Lublin: Radny chce święcenia, kibice Motoru nie chcą Górnika
źródło: DziennikWschodni.pl / MotorLublin.com; autor: michał
Skoro Lublin ma promować wartości chrześcijańskie, to dlaczego Areny Lublin nie poświęcił ksiądz?! – oburza się radny PiS. Z kolei kibice Motoru oburzają się informacjami, jakoby Górnik Łęczna miał sprawdzać nowy stadion…
Reklama
Idą wybory, czuć na każdym kroku. Radny PiS Zbigniew Ławniczak zwraca uwagę, że ani przed Piknikiem Naukowym, ani przed koncertem Talent czy Factor nie było święcenia Areny Lublin przez biskupa. A przecież w strategii rozwoju Lublina zapisane jest promowanie wartości chrześcijańskich.

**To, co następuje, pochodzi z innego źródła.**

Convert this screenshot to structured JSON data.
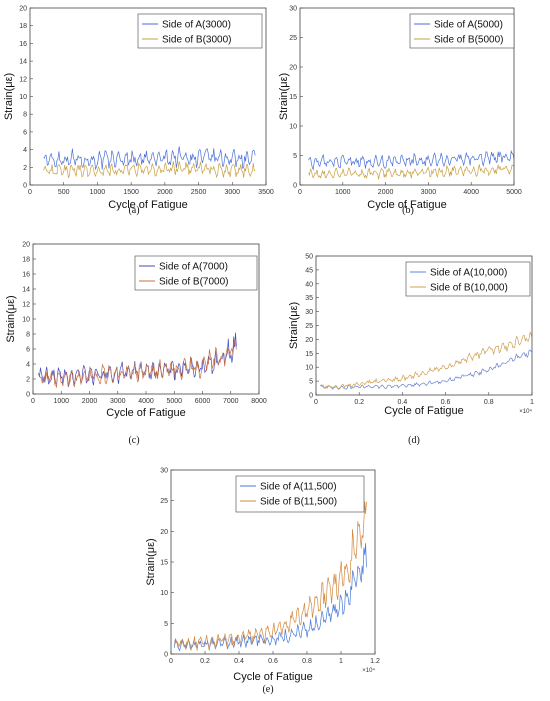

Radny zażądał od prezydenta wyjaśnień, uznając pokropek za obowiązek. Dlaczego tym razem prezydent odstąpił od święcenia? Jak mówi dziennikarzowi „Dziennika Wschodniego” jego rzeczniczka, koncert nie był odpowiednim wydarzeniem, bo miał charakter rozrywkowy. Miasto jest już umówione na pokropek z arcybiskupem. Ma on nastąpić przed meczem Polska - Włochy U-20 zaplanowanym na 9 października.
Jeden „kryzys” zażegnany, a już idzie następny. Tym razem kibole Motoru Lublin stanowczo sprzeciwiają się korzystaniu z Areny Lublin przez Górnika Łęczna. O takich planach mówiło się już po awansie Górnika z powrotem do Ekstraklasy.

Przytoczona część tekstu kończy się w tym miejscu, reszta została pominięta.